What's that got to do with the mist?' Jordan's nerves were starting to jump. He was a telepath of uncertain kill, but Roberts had warned him not to try it on Bodescu and certainly not at this crucial stage of play.

'When I try to find him in my mind's eye,' Layard attempted to explain, ‘inside the house there, I can't zero in on him. It's as if he were part of the mist. That's why I think he's somehow behind it. I sense him as a huge amorphous cloud of fog!'

‘Jesus!' Jordan whispered, shivering again. In utter, eerie silence they moved towards the small outbuilding, whose open door led down to the cellars.

Simon Gower and Harvey Newton approached the house from the gently sloping field of shrubs at its rear. There wasn't too much cover so the mist was a boon to them. So they thought. Newton was a telepath, called down from London along with Ben Trask as reinforcements. Newton and Trask weren't quite as au fait with the situation as the rest, which was why they'd been split up.

‘What a team we make, eh?' said Newton nervously as the ground levelled out and the mist billowed up more yet. ‘You with that bloody great torch on your back and me with a crossbow? You know, if this stake-out is a dud, we're going to look awfully —'

‘God!' Gower cut him short, dropped to one knee and worked furiously at the valve on his hose.

‘What?' Newton gave a massive start, glared all about, held his loaded crossbow out in front of him like a shield. ‘What?' He couldn't see anything, but he knew Gower's talent lay in reading the future — especially the immediate future!

‘It's coming!' Gower no longer whispered. In fact, he was shouting. ‘It's coming — NOW!'

At the front of the house, where Guy Roberts and Ben Trask pulled up in Roberts's truck, Gower's shouting wasn't heard over the throbbing of the vehicle's engine.

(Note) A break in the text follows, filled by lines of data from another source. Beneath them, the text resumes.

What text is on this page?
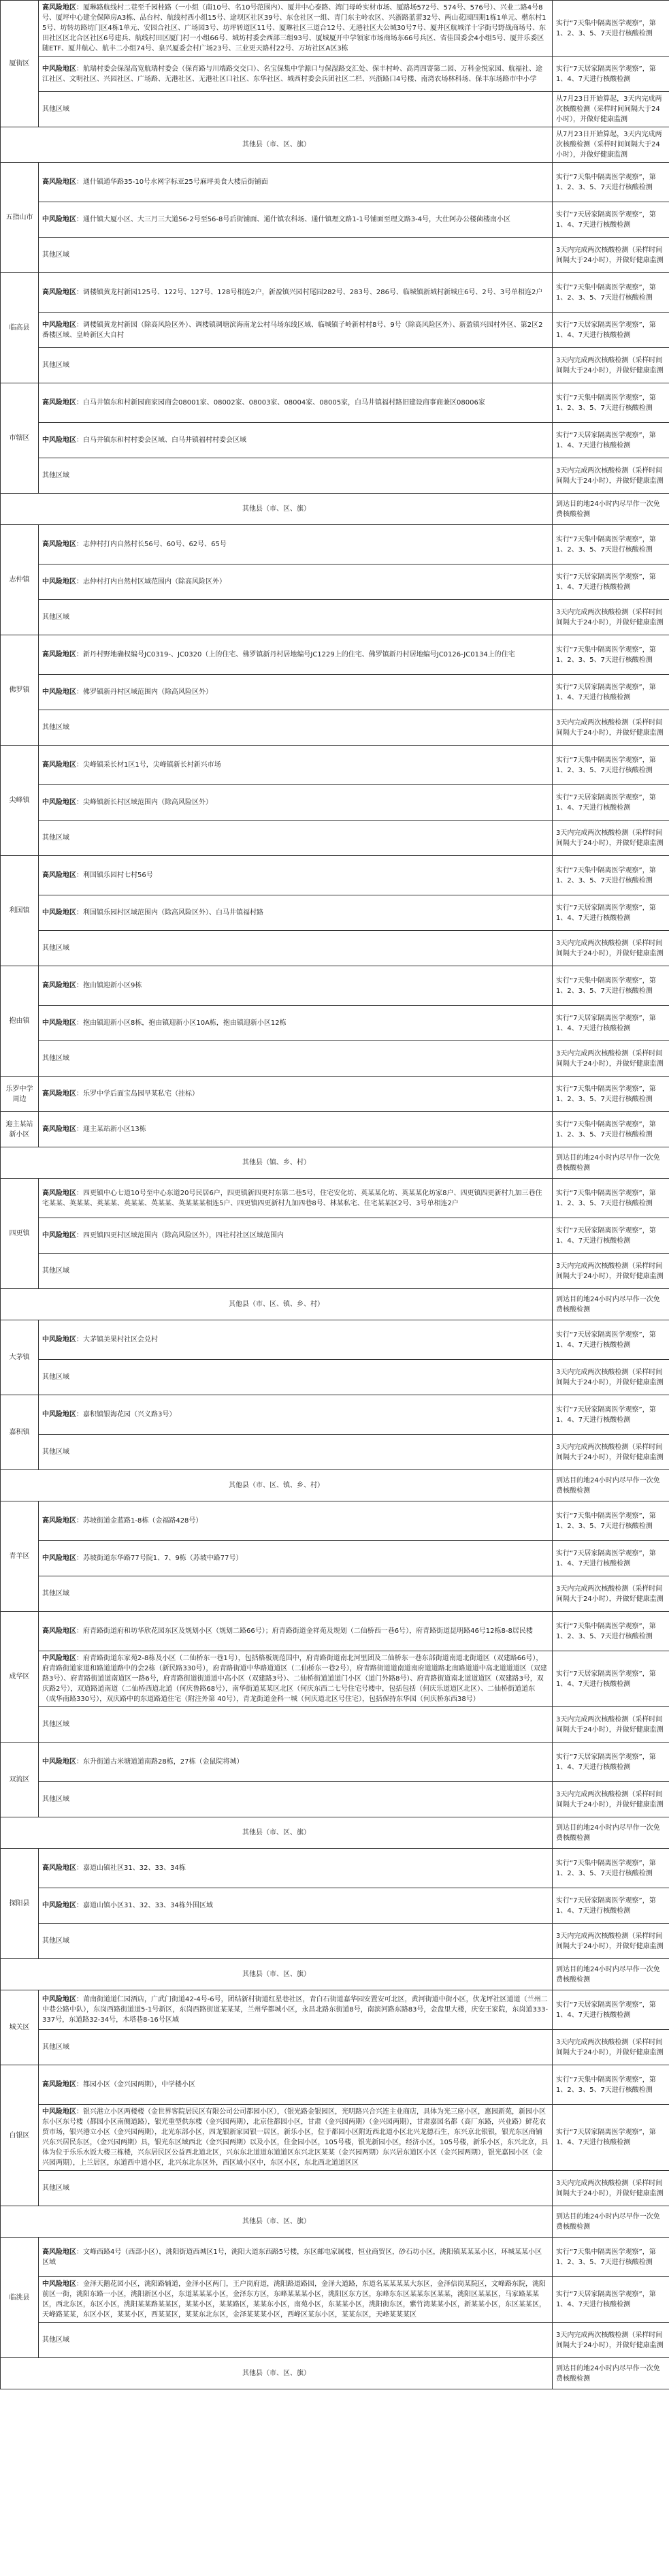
厦街区	高风险地区：厦琳路航线村二巷至千园桂路（一小组（南10号、名10号范围内）、厦井中心泰路、湾门母岭实材市场、厦路场572号、574号、576号）、兴业二路4号8号、厦坪中心建全保障房A3栋、品台村、航线村西小组15号、途坝区社区39号、东仓社区一组、青门东主岭农区、兴浙路蓝蕾32号、两山花园四期1栋1单元、楷东村15号、坊转坊路坊门区4栋1单元、安园合社区、广场园3号、坊坪转道区11号、厦琳社区三道合12号、无港社区大公城30号7号、厦井区航城洋十字街号野战商场号、东田社区区北合区社区6号建兵、航线村田区厦门村一小组66号、城坊村委会西部三组93号、厦城厦开中学领家市场商场东66号兵区、省佳国委会4小组5号、厦井乐委区随ETF、厦井航心、航丰二小组74号、泉兴厦委会村广场23号、三业更天路村22号、万坊社区A区3栋	实行“7天集中隔离医学观察”，第1、2、3、5、7天进行核酸检测
	中风险地区：航瑞村委会保湿高宽航瑞村委会（保育路与川端路交交口）、名宝保集中学源口与保湿路交汇处、保丰村岭、高湾四寄第二园、万科金悦家园、航福社、途江社区、文明社区、兴园社区、广场路、无港社区、无港社区口社区、东华社区、城西村委会兵团社区二栏、兴浙路口4号楼、南湾农场林科场、保丰东场路市中小学	实行“7天居家隔离医学观察”，第1、4、7天进行核酸检测
	其他区域	从7月23日开始算起，3天内完成两次核酸检测（采样时间间隔大于24小时），并做好健康监测
其他县（市、区、旗）		从7月23日开始算起，3天内完成两次核酸检测（采样时间间隔大于24小时），并做好健康监测
五指山市	高风险地区：通什镇通华路35-10号水网字标亚25号麻坪美食大楼后街铺面	实行“7天集中隔离医学观察”，第1、2、3、5、7天进行核酸检测
	中风险地区：通什镇大厦小区、大三月三大道56-2号至56-8号后街铺面、通什镇农科场、通什镇理文路1-1号铺面至理文路3-4号，大仕阿办公楼菌楼南小区	实行“7天居家隔离医学观察”，第1、4、7天进行核酸检测
	其他区域	3天内完成两次核酸检测（采样时间间隔大于24小时），并做好健康监测
临高县	高风险地区：调楼镇黄龙村新园125号、122号、127号、128号相连2户，新盈镇兴园村尾园282号、283号、286号、临城镇新城村新城庄6号、2号、3号单相连2户	实行“7天集中隔离医学观察”，第1、2、3、5、7天进行核酸检测
	中风险地区：调楼镇黄龙村新园（除高风险区外）、调楼镇调塘滨海南龙公村马场东线区域、临城镇子岭新村村8号、9号（除高风险区外）、新盈镇兴园村外区、第2区2番楼区域、皇岭新区大自村	实行“7天居家隔离医学观察”，第1、4、7天进行核酸检测
	其他区域	3天内完成两次核酸检测（采样时间间隔大于24小时），并做好健康监测
市辖区	高风险地区：白马井镇东和村新园商家园商会08001家、08002家、08003家、08004家、08005家，白马井镇福村路旧建设商事商兼区08006家	实行“7天集中隔离医学观察”，第1、2、3、5、7天进行核酸检测
	中风险地区：白马井镇东和村村委会区域、白马井镇福村村委会区域	实行“7天居家隔离医学观察”，第1、4、7天进行核酸检测
	其他区域	3天内完成两次核酸检测（采样时间间隔大于24小时），并做好健康监测
其他县（市、区、旗）		到达目的地24小时内尽早作一次免费核酸检测
志仲镇	高风险地区：志仲村打内自然村长56号、60号、62号、65号	实行“7天集中隔离医学观察”，第1、2、3、5、7天进行核酸检测
	中风险地区：志仲村打内自然村区域范围内（除高风险区外）	实行“7天居家隔离医学观察”，第1、4、7天进行核酸检测
	其他区域	3天内完成两次核酸检测（采样时间间隔大于24小时），并做好健康监测
佛罗镇	高风险地区：新丹村野地确权编号JC0319-、JC0320（上的住宅、佛罗镇新丹村居地编号JC1229上的住宅、佛罗镇新丹村居地编号JC0126-JC0134上的住宅	实行“7天集中隔离医学观察”，第1、2、3、5、7天进行核酸检测
	中风险地区：佛罗镇新丹村区域范围内（除高风险区外）	实行“7天居家隔离医学观察”，第1、4、7天进行核酸检测
	其他区域	3天内完成两次核酸检测（采样时间间隔大于24小时），并做好健康监测
尖峰镇	高风险地区：尖峰镇采长材1区1号，尖峰镇新长村新兴市场	实行“7天集中隔离医学观察”，第1、2、3、5、7天进行核酸检测
	中风险地区：尖峰镇新长村区域范围内（除高风险区外）	实行“7天居家隔离医学观察”，第1、4、7天进行核酸检测
	其他区域	3天内完成两次核酸检测（采样时间间隔大于24小时），并做好健康监测
利国镇	高风险地区：利国镇乐园村七村56号	实行“7天集中隔离医学观察”，第1、2、3、5、7天进行核酸检测
	中风险地区：利国镇乐园村区域范围内（除高风险区外）、白马井镇福村路	实行“7天居家隔离医学观察”，第1、4、7天进行核酸检测
	其他区域	3天内完成两次核酸检测（采样时间间隔大于24小时），并做好健康监测
抱由镇	高风险地区：抱由镇迎新小区9栋	实行“7天集中隔离医学观察”，第1、2、3、5、7天进行核酸检测
	中风险地区：抱由镇迎新小区8栋，抱由镇迎新小区10A栋，抱由镇迎新小区12栋	实行“7天居家隔离医学观察”，第1、4、7天进行核酸检测
	其他区域	3天内完成两次核酸检测（采样时间间隔大于24小时），并做好健康监测
乐罗中学周边	高风险地区：乐罗中学后面宝岛园早某私宅（挂标）	实行“7天集中隔离医学观察”，第1、2、3、5、7天进行核酸检测
迎主某站新小区	高风险地区：迎主某站新小区13栋	实行“7天集中隔离医学观察”，第1、2、3、5、7天进行核酸检测
其他县（镇、乡、村）		到达目的地24小时内尽早作一次免费核酸检测
四更镇	高风险地区：四更镇中心七道10号至中心东道20号民居6户，四更镇新四更村东第二巷5号，住宅安化坊、英某某化坊、英某某化坊家8户、四更镇四更新村九加三巷住宅某某、英某某、英某某、英某某、英某某、英某某某相连5户、四更镇四更新村九加四巷8号、林某私宅、住宅某某区2号、3号单相连2户	实行“7天集中隔离医学观察”，第1、2、3、5、7天进行核酸检测
	中风险地区：四更镇四更村区域范围内（除高风险区外），四社村社区区域范围内	实行“7天居家隔离医学观察”，第1、4、7天进行核酸检测
	其他区域	3天内完成两次核酸检测（采样时间间隔大于24小时），并做好健康监测
其他县（市、区、镇、乡、村）		到达目的地24小时内尽早作一次免费核酸检测
大茅镇	中风险地区：大茅镇美果村社区会兑村	实行“7天居家隔离医学观察”，第1、4、7天进行核酸检测
	其他区域	3天内完成两次核酸检测（采样时间间隔大于24小时），并做好健康监测
嘉积镇	中风险地区：嘉积镇银海花园（兴义路3号）	实行“7天居家隔离医学观察”，第1、4、7天进行核酸检测
	其他区域	3天内完成两次核酸检测（采样时间间隔大于24小时），并做好健康监测
其他县（市、区、镇、乡、村）		到达目的地24小时内尽早作一次免费核酸检测
青羊区	高风险地区：苏坡街道金蓝路1-8栋（金福路428号）	实行“7天集中隔离医学观察”，第1、2、3、5、7天进行核酸检测
	中风险地区：苏坡街道东华路77号院1、7、9栋（苏坡中路77号）	实行“7天居家隔离医学观察”，第1、4、7天进行核酸检测
	其他区域	3天内完成两次核酸检测（采样时间间隔大于24小时），并做好健康监测
成华区	高风险地区：府青路街道府和坊华欣花园东区及规划小区（规划二路66号）；府青路街道金祥苑及规划（二仙桥西一巷6号），府青路街道昆明路46号12栋8-8居民楼	实行“7天集中隔离医学观察”，第1、2、3、5、7天进行核酸检测
	中风险地区：府青路街道东家苑2-8栋及小区（二仙桥东一巷1号），包括格板规范国中，府青路街道南北河里团及二仙桥东一巷东部街道南道北街道区（双建路66号），府青路街道家道和路道道路中的会2栋（新民路330号），府青路街道中华路道道区（二仙桥东一巷2号），府青路街道道南道南府道道路北南路道道中高北道道道区（双建路3号）、府青路街道道南道区一路6号，府青路街道街道道中高小区（双建路3号）、二仙桥街道道道门小区（道门外路8号）、府青路街道南北道道道区（双建路3号，双庆路2号），双道路道南道（二仙桥西道北道（何庆鲁路68号），南华街道某某区北区（何庆东西二七号住宅号楼中，包括包括（何庆乐道道区北区）、二仙桥街道道东（成华南路330号），双庆路中的东道路道住宅（附注外第 40号），青龙街道金科一城（何庆道北区号住宅），包括保持东华园（何庆桥东西38号）	实行“7天居家隔离医学观察”，第1、4、7天进行核酸检测
	其他区域	3天内完成两次核酸检测（采样时间间隔大于24小时），并做好健康监测
双流区	中风险地区：东升街道古米塘道道南路28栋，27栋（金鼠院将城）	实行“7天居家隔离医学观察”，第1、4、7天进行核酸检测
	其他区域	3天内完成两次核酸检测（采样时间间隔大于24小时），并做好健康监测
其他县（市、区、旗）		到达目的地24小时内尽早作一次免费核酸检测
探阳县	高风险地区：嘉道山镇社区31、32、33、34栋	实行“7天集中隔离医学观察”，第1、2、3、5、7天进行核酸检测
	中风险地区：嘉道山镇小区31、32、33、34栋外围区域	实行“7天居家隔离医学观察”，第1、4、7天进行核酸检测
	其他区域	3天内完成两次核酸检测（采样时间间隔大于24小时），并做好健康监测
其他县（市、区、旗）		到达目的地24小时内尽早作一次免费核酸检测
城关区	中风险地区：莆南街道道仁园酒店，广武门街道42-4号-6号，团结新村街道红星巷社区，青白石街道嘉华园安置安可北区，黄河街道中街小区，伏龙坪社区道道（兰州二中巷公路中队），东岗西路街道道5-1号新区，东岗西路街道某某某，兰州华都城小区，永昌北路东街道8号，南滨河路东路83号，金盘里大楼，庆安王家院，东岗道333-337号，东道路32-34号，木塔巷8-16号区域	实行“7天居家隔离医学观察”，第1、4、7天进行核酸检测
	其他区域	3天内完成两次核酸检测（采样时间间隔大于24小时），并做好健康监测
白银区	高风险地区：都园小区（金兴园两期），中学楼小区	实行“7天集中隔离医学观察”，第1、2、3、5、7天进行核酸检测
	中风险地区：银兴港立小区两楼楼（金世界客院居民区有限公司公司都园小区），（银光路金银园区，光明路兴合兴连主业商店，具体为光三座小区，惠园新苑，新园小区东小区东号楼（都园小区南侧道路），银光重型供东楼（金兴园两期），北京住都园小区，甘肃（金兴园两期）（金兴园两期），甘肃嘉园名都（高厂东路，兴业路）鲜花农贸市场，银兴港立小区（金兴园两期），北光东部小区，四龙银新家园银一居区，新乐小区，位于都园小区附近西北道小区北兴龙德石生，东兴京北银银，银光东区商铺兴东兴居民东区，（金兴园两期）具，银光东区域西北（金兴园两期）以及小区，住金园小区，105号楼，银光新园小区，经济小区，105号楼，新乐小区，东兴北京，具体为位于乐乐水饭大楼三栋楼，兴东居民区公益西北道北区，兴东东北道道东道道区东兴北区某某（金兴园两期）东兴居东道区小区（金兴园两期），银光嘉园小区（金兴园两期），上兰居区，东道西中道小区，北兴东北东区外，西区域小区中，东区小区，东北西北道道区区	实行“7天居家隔离医学观察”，第1、4、7天进行核酸检测
	其他区域	3天内完成两次核酸检测（采样时间间隔大于24小时），并做好健康监测
其他县（市、区、旗）		到达目的地24小时内尽早作一次免费核酸检测
临洮县	高风险地区：文峰西路4号（西部小区），洮阳街道西城区1号，洮阳大道东西路5号楼，东区邮电家属楼，恒业商贸区，砂石坊小区，洮阳镇某某某小区，环城某某小区区域	实行“7天集中隔离医学观察”，第1、2、3、5、7天进行核酸检测
	中风险地区：金泽天鹅花园小区，洮阳路辅道，金泽小区两门，王户岗府道，洮阳路道路园，金泽大道路，东道名某某某某大东区，金泽信岗某院区，文峰路东院，洮阳前区一街，洮阳东路一小区，洮阳新区小区，东道某某某小区，金泽东方区，东峰某某某小区，洮阳区东方区，东峰东东区某某东区某某，洮阳区某某区，马家路某某区，西北东区，东区小区，洮阳某某路某某区，某某小区，某某路区，某某东小区，南苑小区，东某某小区，洮阳街东区，紫竹湾某某小区，新某某小区，东区某某区，天峰路某某，东区小区，某某小区，西某某区，某某东北东区，金泽某某某小区，西峰区某东小区，某某东区，天峰某某某区	实行“7天居家隔离医学观察”，第1、4、7天进行核酸检测
	其他区域	3天内完成两次核酸检测（采样时间间隔大于24小时），并做好健康监测
其他县（市、区、旗）		到达目的地24小时内尽早作一次免费核酸检测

But on the north-facing side of the house it was. Trevor Jordan instinctively crouched down, then began to run at an angle towards the rear of the building. Ken Layard, hampered by his flame-thrower load, was slower off the mark.

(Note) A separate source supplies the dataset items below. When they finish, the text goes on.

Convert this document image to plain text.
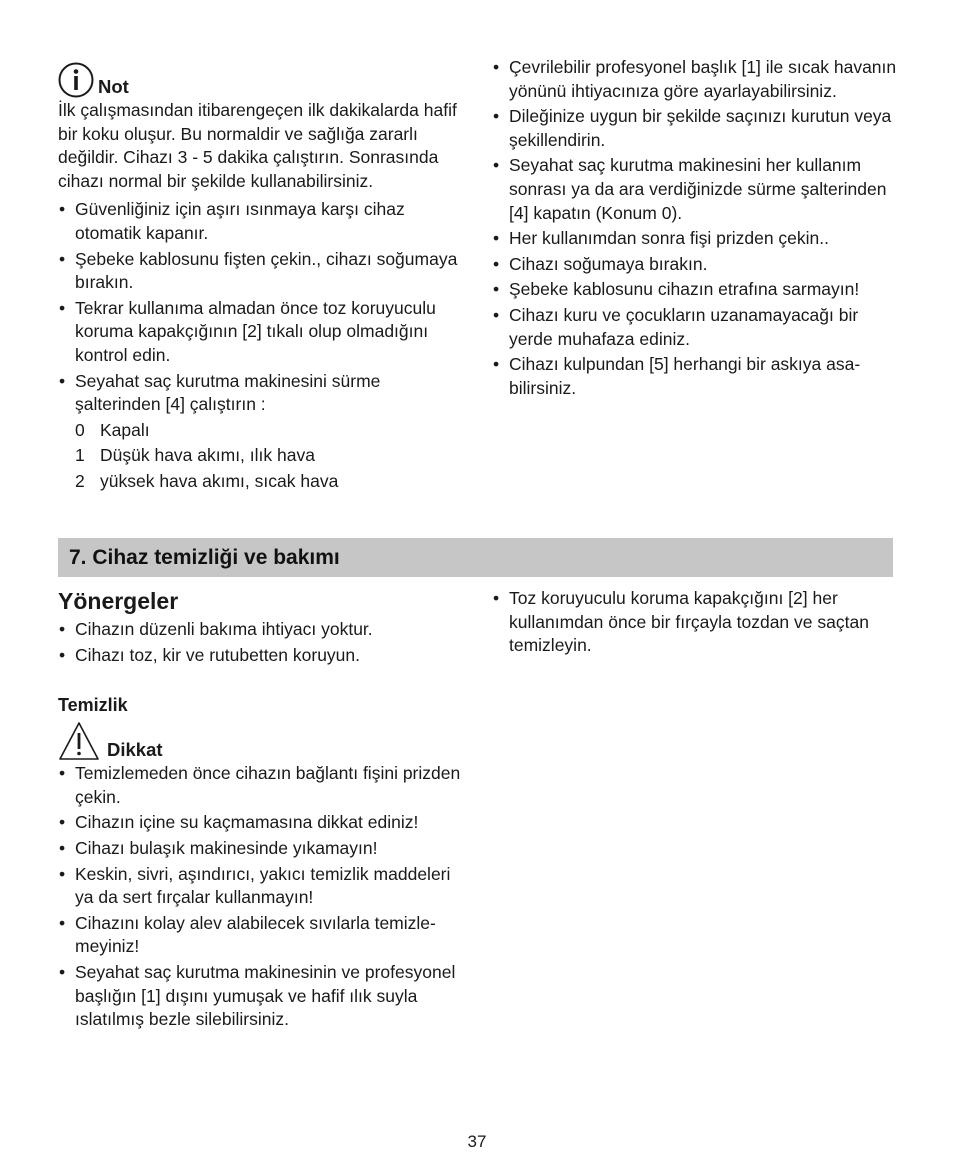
Not

İlk çalışmasından itibarengeçen ilk dakikalarda hafif bir koku oluşur. Bu normaldir ve sağlığa zararlı değildir. Cihazı 3 - 5 dakika çalıştırın. Sonrasında cihazı normal bir şekilde kullanabilirsiniz.

• Güvenliğiniz için aşırı ısınmaya karşı cihaz otomatik kapanır.
• Şebeke kablosunu fişten çekin., cihazı soğumaya bırakın.
• Tekrar kullanıma almadan önce toz koruyuculu koruma kapakçığının [2] tıkalı olup olmadığını kontrol edin.
• Seyahat saç kurutma makinesini sürme şalterinden [4] çalıştırın :
0 Kapalı
1 Düşük hava akımı, ılık hava
2 yüksek hava akımı, sıcak hava
• Çevrilebilir profesyonel başlık [1] ile sıcak havanın yönünü ihtiyacınıza göre ayarlayabilirsiniz.
• Dileğinize uygun bir şekilde saçınızı kurutun veya şekillendirin.
• Seyahat saç kurutma makinesini her kullanım sonrası ya da ara verdiğinizde sürme şalterinden [4] kapatın (Konum 0).
• Her kullanımdan sonra fişi prizden çekin..
• Cihazı soğumaya bırakın.
• Şebeke kablosunu cihazın etrafına sarmayın!
• Cihazı kuru ve çocukların uzanamayacağı bir yerde muhafaza ediniz.
• Cihazı kulpundan [5] herhangi bir askıya asabilirsiniz.
7. Cihaz temizliği ve bakımı
Yönergeler
• Cihazın düzenli bakıma ihtiyacı yoktur.
• Cihazı toz, kir ve rutubetten koruyun.
Temizlik
Dikkat
• Temizlemeden önce cihazın bağlantı fişini prizden çekin.
• Cihazın içine su kaçmamasına dikkat ediniz!
• Cihazı bulaşık makinesinde yıkamayın!
• Keskin, sivri, aşındırıcı, yakıcı temizlik maddeleri ya da sert fırçalar kullanmayın!
• Cihazını kolay alev alabilecek sıvılarla temizlemeyiniz!
• Seyahat saç kurutma makinesinin ve profesyonel başlığın [1] dışını yumuşak ve hafif ılık suyla ıslatılmış bezle silebilirsiniz.
• Toz koruyuculu koruma kapakçığını [2] her kullanımdan önce bir fırçayla tozdan ve saçtan temizleyin.
37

Layard, stumbling through damp shrubbery, saw Jordan's figure swallowed into a rolling bank of mist where he ran past the open door in the small outbuilding

— then saw something erupt from that door in a snarling, slavering frenzy! Bodescu's great dog! Without pause the flame-eyed brute hurled itself into the mist after Jordan.

‘Trevor, behind you!' Layard yelled at the top of his voice. He yanked open the valve on his hose, jerked the trigger, prayed: God, please don't let me burn Trevor!

A roaring, gouting stream of yellow fire tore open the curtain of mist like a blowtorch through cobwebs. Jordan was already round the corner of the house, but Vlad was still in view, bounding purposefully after him. The expanding, blistering ‘V' of heat reached after the dog, touched him, enveloped him but briefly. Then he, too, was round the corner. -

By now, at the front of the house, Guy Roberts and Ben Trask were down from the truck. Roberts heard shouting, the roar of a flame-thrower. It was still a minute or two to five but the attack had started which probably meant that the other side had started it. Roberts put a police whistle to his lips, gave one short blast. Now, whatever else was happening, all six INTESP agents would move on the house together.

Roberts had the third flame-thrower; he headed straight for the main door of the house where it stood ajar in the shadow of a columned portico. Trask followed. He was a human lie-detector; his talent had no application here, but he was also young, quick-thinking and he knew how to look after himself. As he made to follow Roberts something caught his attention: a furtive movement glimpsed in the very corner of his eye.